Isso é mais evidente, para alguém que estude astrologia, justamente nas obras que não falam de signos, planetas, ascendentes, etc.; aquelas em que o simbolismo está na estrutura do texto.

O estudante de astrologia, por causa disso, tem muito a ganhar com a literatura e as artes de forma geral; ele tem mais a aprender com elas do que com os livros-texto especializados.

O contrário também é verdade: o estudo da astrologia pode aumentar bastante a compreensão de obras dos mais diversos autores.

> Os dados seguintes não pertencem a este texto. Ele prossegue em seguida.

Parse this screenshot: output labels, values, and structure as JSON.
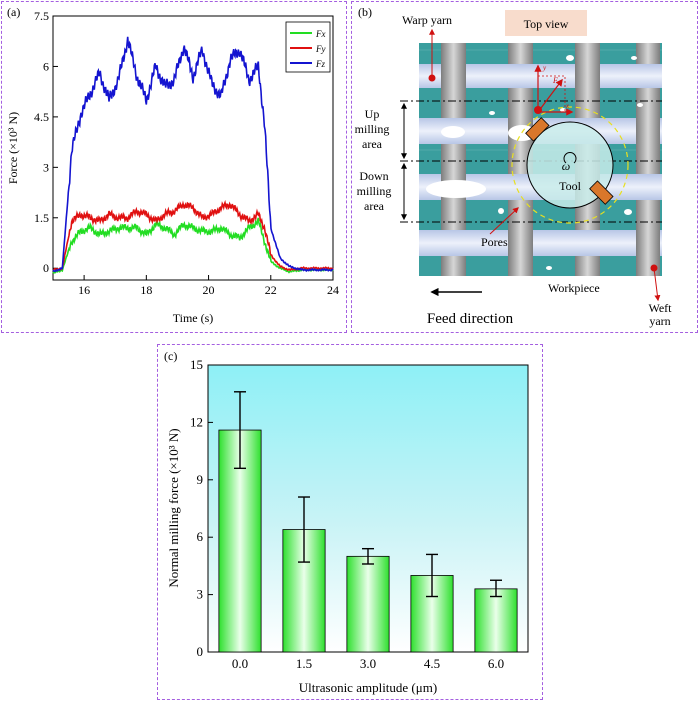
{
  "panels": {
    "a_label": "(a)",
    "b_label": "(b)",
    "c_label": "(c)"
  },
  "chart_data": [
    {
      "panel": "a",
      "type": "line",
      "xlabel": "Time (s)",
      "ylabel": "Force (×10³ N)",
      "xlim": [
        15,
        24
      ],
      "ylim": [
        -0.35,
        7.5
      ],
      "xticks": [
        "16",
        "18",
        "20",
        "22",
        "24"
      ],
      "yticks": [
        "0",
        "1.5",
        "3",
        "4.5",
        "6",
        "7.5"
      ],
      "legend_position": "top-right",
      "series": [
        {
          "name": "Fx",
          "color": "#22dd22",
          "x": [
            15.0,
            15.3,
            15.6,
            15.9,
            16.2,
            16.5,
            16.8,
            17.1,
            17.4,
            17.7,
            18.0,
            18.3,
            18.6,
            18.9,
            19.2,
            19.5,
            19.8,
            20.1,
            20.4,
            20.7,
            21.0,
            21.3,
            21.6,
            21.8,
            22.0,
            22.3,
            22.6,
            23.0,
            23.5,
            24.0
          ],
          "y": [
            -0.15,
            -0.05,
            0.8,
            1.1,
            1.2,
            1.0,
            1.1,
            1.2,
            1.2,
            1.2,
            1.0,
            1.3,
            1.2,
            1.0,
            1.3,
            1.2,
            1.1,
            1.1,
            1.2,
            1.0,
            0.9,
            1.2,
            1.4,
            0.8,
            0.2,
            0.0,
            -0.1,
            -0.05,
            -0.05,
            -0.05
          ]
        },
        {
          "name": "Fy",
          "color": "#e01010",
          "x": [
            15.0,
            15.3,
            15.6,
            15.9,
            16.2,
            16.5,
            16.8,
            17.1,
            17.4,
            17.7,
            18.0,
            18.3,
            18.6,
            18.9,
            19.2,
            19.5,
            19.8,
            20.1,
            20.4,
            20.7,
            21.0,
            21.3,
            21.6,
            21.8,
            22.0,
            22.3,
            22.6,
            23.0,
            23.5,
            24.0
          ],
          "y": [
            -0.05,
            0.0,
            1.4,
            1.6,
            1.5,
            1.4,
            1.6,
            1.5,
            1.5,
            1.7,
            1.6,
            1.4,
            1.6,
            1.7,
            1.9,
            1.8,
            1.5,
            1.6,
            1.8,
            1.9,
            1.6,
            1.4,
            1.6,
            1.2,
            0.4,
            0.05,
            -0.05,
            0.0,
            0.0,
            0.0
          ]
        },
        {
          "name": "Fz",
          "color": "#1414d0",
          "x": [
            15.0,
            15.3,
            15.6,
            15.9,
            16.2,
            16.5,
            16.8,
            17.1,
            17.4,
            17.7,
            18.0,
            18.3,
            18.6,
            18.9,
            19.2,
            19.5,
            19.8,
            20.1,
            20.4,
            20.7,
            21.0,
            21.3,
            21.6,
            21.8,
            22.0,
            22.3,
            22.6,
            23.0,
            23.5,
            24.0
          ],
          "y": [
            -0.1,
            0.0,
            3.5,
            4.6,
            5.2,
            5.8,
            5.0,
            5.6,
            6.8,
            5.7,
            5.0,
            6.0,
            5.4,
            5.6,
            6.6,
            5.7,
            6.5,
            5.5,
            5.1,
            6.2,
            6.5,
            5.6,
            6.0,
            4.3,
            1.2,
            0.3,
            0.05,
            -0.05,
            -0.05,
            -0.05
          ]
        }
      ]
    },
    {
      "panel": "c",
      "type": "bar",
      "xlabel": "Ultrasonic amplitude (μm)",
      "ylabel": "Normal milling force (×10³ N)",
      "categories": [
        "0.0",
        "1.5",
        "3.0",
        "4.5",
        "6.0"
      ],
      "values": [
        11.6,
        6.4,
        5.0,
        4.0,
        3.3
      ],
      "error_low": [
        9.6,
        4.7,
        4.6,
        2.9,
        2.9
      ],
      "error_high": [
        13.6,
        8.1,
        5.4,
        5.1,
        3.75
      ],
      "ylim": [
        0,
        15
      ],
      "yticks": [
        "0",
        "3",
        "6",
        "9",
        "12",
        "15"
      ],
      "bar_color": "#2ee02e"
    }
  ],
  "diagram": {
    "title": "Top view",
    "warp_yarn": "Warp yarn",
    "weft_yarn_1": "Weft",
    "weft_yarn_2": "yarn",
    "up_milling_1": "Up",
    "up_milling_2": "milling",
    "up_milling_3": "area",
    "down_milling_1": "Down",
    "down_milling_2": "milling",
    "down_milling_3": "area",
    "pores": "Pores",
    "tool": "Tool",
    "omega": "ω",
    "workpiece": "Workpiece",
    "feed_direction": "Feed direction",
    "force_label": "F",
    "axis_x": "x",
    "axis_y": "y",
    "colors": {
      "matrix": "#3a9e9e",
      "weft": "#cfd8ef",
      "warp": "#9a9a9a",
      "tool": "#c9ecea",
      "cutter": "#d9772b"
    }
  }
}
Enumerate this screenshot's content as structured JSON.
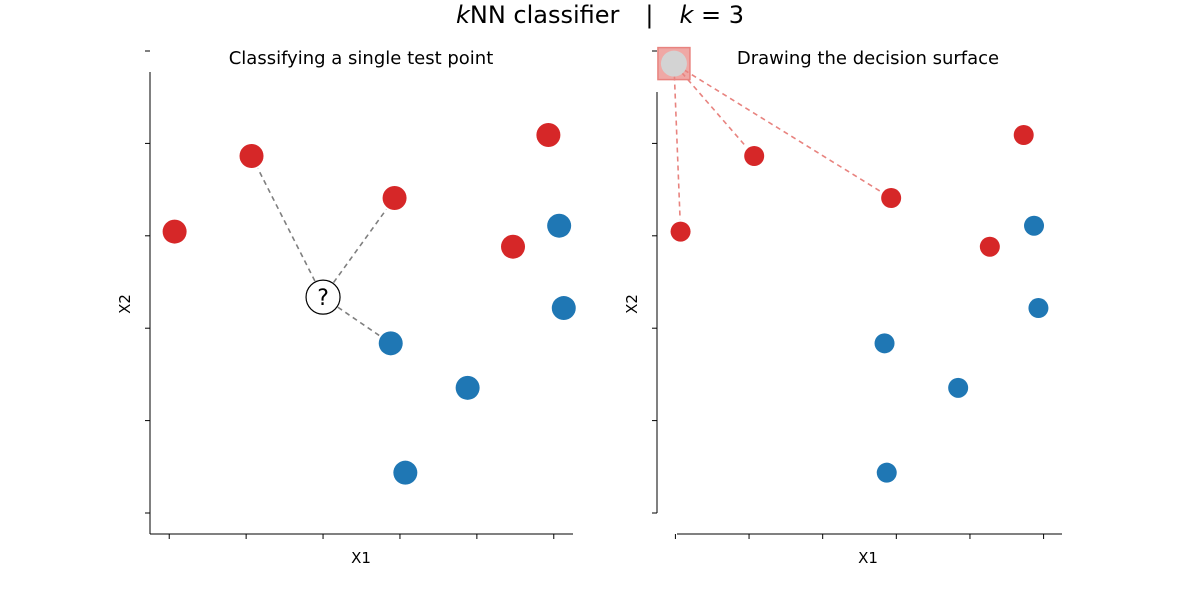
{
  "figure": {
    "title_k": "k",
    "title_rest": "NN classifier",
    "title_sep": "|",
    "title_k2": "k",
    "title_eq": " = 3"
  },
  "colors": {
    "red": "#d62728",
    "blue": "#1f77b4",
    "line_gray": "#7f7f7f",
    "line_salmon": "#e8837f",
    "query_gray": "#d3d3d3",
    "query_box": "#e8837f"
  },
  "chart_data": [
    {
      "type": "scatter",
      "title": "Classifying a single test point",
      "xlabel": "X1",
      "ylabel": "X2",
      "xlim": [
        -0.25,
        5.25
      ],
      "ylim": [
        -1.0,
        4.5
      ],
      "x_ticks": [
        0,
        1,
        2,
        3,
        4,
        5
      ],
      "y_ticks": [
        -0.75,
        0.35,
        1.45,
        2.55,
        3.65,
        4.75
      ],
      "tick_labels_visible": false,
      "grid": false,
      "series": [
        {
          "class": "red",
          "points": [
            [
              0.07,
              2.6
            ],
            [
              1.07,
              3.5
            ],
            [
              2.93,
              3.0
            ],
            [
              4.47,
              2.42
            ],
            [
              4.93,
              3.75
            ]
          ]
        },
        {
          "class": "blue",
          "points": [
            [
              3.07,
              -0.27
            ],
            [
              2.88,
              1.27
            ],
            [
              3.88,
              0.74
            ],
            [
              5.07,
              2.67
            ],
            [
              5.13,
              1.69
            ]
          ]
        }
      ],
      "test_point": {
        "x": 2.0,
        "y": 1.82,
        "label": "?"
      },
      "neighbors": [
        [
          1.07,
          3.5
        ],
        [
          2.93,
          3.0
        ],
        [
          2.88,
          1.27
        ]
      ]
    },
    {
      "type": "scatter",
      "title": "Drawing the decision surface",
      "xlabel": "X1",
      "ylabel": "X2",
      "xlim": [
        -0.25,
        5.25
      ],
      "ylim": [
        -1.0,
        4.5
      ],
      "x_ticks": [
        0,
        1,
        2,
        3,
        4,
        5
      ],
      "y_ticks": [
        -0.75,
        0.35,
        1.45,
        2.55,
        3.65,
        4.75
      ],
      "tick_labels_visible": false,
      "grid": false,
      "series": [
        {
          "class": "red",
          "points": [
            [
              0.07,
              2.6
            ],
            [
              1.07,
              3.5
            ],
            [
              2.93,
              3.0
            ],
            [
              4.27,
              2.42
            ],
            [
              4.73,
              3.75
            ]
          ]
        },
        {
          "class": "blue",
          "points": [
            [
              2.87,
              -0.27
            ],
            [
              2.84,
              1.27
            ],
            [
              3.84,
              0.74
            ],
            [
              4.87,
              2.67
            ],
            [
              4.93,
              1.69
            ]
          ]
        }
      ],
      "grid_query": {
        "x": -0.02,
        "y": 4.6
      },
      "neighbors": [
        [
          0.07,
          2.6
        ],
        [
          1.07,
          3.5
        ],
        [
          2.93,
          3.0
        ]
      ]
    }
  ]
}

O motivo para haver alguma astrologia nos textos mais díspares não é que seus autores tenham sido astrólogos, nem que tenham tido nenhuma educação astrológica.

O que acontece é que o simbolismo nos revela alguma coisa sobre como a realidade funciona. Essa é a base, na verdade, da técnica astrológica: os planetas, signos, estrelas e casas não nos influenciam nem enviam raios distantes para mudar nossas disposições e qualidades, mas, através das suas relações visíveis, nos apontam o que acontece aqui em baixo.

Assim, encontramos estruturas claramente astrológicas em textos de autores provavelmente sem nenhum contato íntimo com a arte celeste.

Um exemplo claro disso é Memórias Póstumas de Brás Cubas, de Machado de Assis, o Bruxo de Cosme Velho. Bruxo, não astrólogo, apesar da anedota sobre o astrólogo que, cuidando das coisas do alto, caiu num buraco (ele usa a mesma historinha em A Mão e a Luva e no final de O Astrólogo).

Brás Cubas não é particularmente virtuoso ou carismático, mas a narrativa da sua vida nos parece interessante e, apesar de tudo, plausível.

Para garantir isso, Machado o apresenta a nós por meio de vários capítulos curtos, sem uma conexão clara, que contam pequenas histórias sobre sua vida, ou trazem pequenas reflexões. O que esses capítulos fazem, no fundo, é mostrar que ele é um ser humano de verdade. Para isso, eles se inserem em duas sequências bastante relevantes simbolicamente; uma recapitula mitologicamente o nascimento, a outra representa o desenrolar da vida. Só depois de nascer e ter uma vida, ser plenamente humano, o homem pode fazer a jornada que só termina com a morte, ou com o que há após a morte. Ou seja, Machado primeiro nos faz acreditar no personagem, usando duas estruturas simbólicas (conscientemente ou não, isso não importa).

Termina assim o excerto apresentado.